Bladder disease is a serious concern because it not only impairs urinary control, but it can also involve kidney damage as well. In its severe form, this frustrating condition is currently only treatable with “cytoplasty,” a type of reconstructive surgery using tissue taken from the small intestine or stomach. However, this surgery can cause severe complications, such as bowel obstruction, blood clots, and infection.
A team of scientists from Wake Forest University Medical School in North Carolina has been seeking a safer alternative for people with bladder disease. Led by Anthony Atala, MD, the researchers performed a clinical trial on seven young patients, aged four to 19, with poor bladder function due to a genetic nervous system birth defect (“myelomeningocele”). These study participants would have normally required cytoplasty in order to repair their bladders.

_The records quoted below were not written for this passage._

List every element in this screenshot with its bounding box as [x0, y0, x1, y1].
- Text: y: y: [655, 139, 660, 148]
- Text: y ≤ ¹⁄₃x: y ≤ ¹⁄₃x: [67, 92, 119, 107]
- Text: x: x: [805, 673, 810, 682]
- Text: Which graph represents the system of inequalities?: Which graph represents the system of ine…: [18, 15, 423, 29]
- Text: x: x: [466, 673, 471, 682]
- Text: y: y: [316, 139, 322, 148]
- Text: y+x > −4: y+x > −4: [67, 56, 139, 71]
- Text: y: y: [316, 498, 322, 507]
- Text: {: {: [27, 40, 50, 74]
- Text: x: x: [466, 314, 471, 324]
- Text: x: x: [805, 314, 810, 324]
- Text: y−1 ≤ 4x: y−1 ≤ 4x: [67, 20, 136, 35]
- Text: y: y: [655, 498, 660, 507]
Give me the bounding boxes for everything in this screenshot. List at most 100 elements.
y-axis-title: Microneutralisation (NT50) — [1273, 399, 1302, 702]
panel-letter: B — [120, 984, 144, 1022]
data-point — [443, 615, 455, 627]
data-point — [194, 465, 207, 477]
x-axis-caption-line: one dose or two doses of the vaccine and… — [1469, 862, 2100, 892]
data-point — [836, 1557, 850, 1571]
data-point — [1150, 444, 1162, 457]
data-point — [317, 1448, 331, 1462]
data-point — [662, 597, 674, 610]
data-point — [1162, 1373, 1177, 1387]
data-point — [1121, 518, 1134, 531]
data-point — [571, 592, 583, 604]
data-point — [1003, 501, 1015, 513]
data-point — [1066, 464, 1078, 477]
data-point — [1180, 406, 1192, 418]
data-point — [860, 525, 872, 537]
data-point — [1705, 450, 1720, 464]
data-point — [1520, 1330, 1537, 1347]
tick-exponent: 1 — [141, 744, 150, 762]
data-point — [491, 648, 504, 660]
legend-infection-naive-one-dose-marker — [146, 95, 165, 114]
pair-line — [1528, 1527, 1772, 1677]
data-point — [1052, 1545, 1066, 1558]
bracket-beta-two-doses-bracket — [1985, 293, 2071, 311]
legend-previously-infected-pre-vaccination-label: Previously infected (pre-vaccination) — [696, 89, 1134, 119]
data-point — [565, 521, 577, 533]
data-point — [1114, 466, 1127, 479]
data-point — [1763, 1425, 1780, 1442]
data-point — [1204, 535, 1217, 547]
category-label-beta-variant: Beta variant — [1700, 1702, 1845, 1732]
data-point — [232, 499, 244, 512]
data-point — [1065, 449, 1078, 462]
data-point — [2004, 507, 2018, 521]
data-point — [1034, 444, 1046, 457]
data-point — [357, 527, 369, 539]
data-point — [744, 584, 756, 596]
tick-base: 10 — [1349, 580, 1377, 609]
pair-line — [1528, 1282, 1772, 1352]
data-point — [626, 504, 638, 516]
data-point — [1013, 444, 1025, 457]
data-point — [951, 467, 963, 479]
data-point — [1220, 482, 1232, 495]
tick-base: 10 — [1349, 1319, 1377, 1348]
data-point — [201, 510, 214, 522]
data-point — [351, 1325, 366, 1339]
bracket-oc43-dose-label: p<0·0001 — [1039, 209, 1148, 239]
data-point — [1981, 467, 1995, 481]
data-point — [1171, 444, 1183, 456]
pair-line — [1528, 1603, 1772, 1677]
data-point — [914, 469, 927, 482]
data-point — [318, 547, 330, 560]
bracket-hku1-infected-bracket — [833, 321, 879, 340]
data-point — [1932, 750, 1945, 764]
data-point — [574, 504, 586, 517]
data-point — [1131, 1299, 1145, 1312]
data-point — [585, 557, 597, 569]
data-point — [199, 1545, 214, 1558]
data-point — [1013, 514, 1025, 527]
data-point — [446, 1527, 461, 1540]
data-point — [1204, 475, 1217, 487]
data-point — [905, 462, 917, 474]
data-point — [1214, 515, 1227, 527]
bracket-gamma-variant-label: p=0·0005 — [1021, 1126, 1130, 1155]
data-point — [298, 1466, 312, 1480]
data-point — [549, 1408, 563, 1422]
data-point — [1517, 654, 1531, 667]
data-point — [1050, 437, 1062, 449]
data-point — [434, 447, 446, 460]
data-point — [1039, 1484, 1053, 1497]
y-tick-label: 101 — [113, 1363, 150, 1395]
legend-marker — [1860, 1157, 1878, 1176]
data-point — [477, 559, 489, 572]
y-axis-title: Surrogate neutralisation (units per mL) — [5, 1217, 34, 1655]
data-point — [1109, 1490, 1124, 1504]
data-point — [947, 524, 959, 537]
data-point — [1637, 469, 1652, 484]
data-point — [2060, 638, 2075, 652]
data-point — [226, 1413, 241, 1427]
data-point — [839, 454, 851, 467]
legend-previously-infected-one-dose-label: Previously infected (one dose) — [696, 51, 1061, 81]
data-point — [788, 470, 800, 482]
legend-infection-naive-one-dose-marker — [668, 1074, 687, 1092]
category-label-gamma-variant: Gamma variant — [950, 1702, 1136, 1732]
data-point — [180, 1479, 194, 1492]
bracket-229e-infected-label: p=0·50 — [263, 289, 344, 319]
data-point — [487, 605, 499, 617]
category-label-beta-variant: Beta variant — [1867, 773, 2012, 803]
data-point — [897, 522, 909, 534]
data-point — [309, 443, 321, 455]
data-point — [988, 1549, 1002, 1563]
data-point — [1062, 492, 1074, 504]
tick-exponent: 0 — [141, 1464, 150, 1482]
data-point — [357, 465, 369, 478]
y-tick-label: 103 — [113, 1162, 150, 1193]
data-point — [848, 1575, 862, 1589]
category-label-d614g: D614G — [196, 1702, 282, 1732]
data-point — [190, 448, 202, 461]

The research team performed a bladder biopsy on each patient, taking muscle and lining cells. These cells were placed on individual biodegradable frameworks shaped like a bladder and were left to grow into full organs. After seven weeks, the new bladders were surgically placed in the patients. Some of the bladders were inserted by using a surgical procedure known as “omental wrap,” and some without. After the surgery, the researchers tracked the study participants for four years.
The long-term results were very promising — the bioengineered bladders were performing well. The patients experienced improved overall bladder function and had better urine-flow control. In fact, medical examination showed no bladder leakage. Note that the use of an omental wrap produced the best results.
Even better was the fact that only one patient experienced any kind of side effect — and that was only a simple yeast infection. This indicates that the risks for this procedure are very low, making it an encouraging future alternative to cytoplasty.
This procedure is not available as of yet as an option for people with bladder disease. Further investigation is required, especially when it comes to different types of bladder conditions, such as bladder cancer. For the moment, the current therapy involving the use of intestinal tissue is still the most viable option for severe cases of this condition.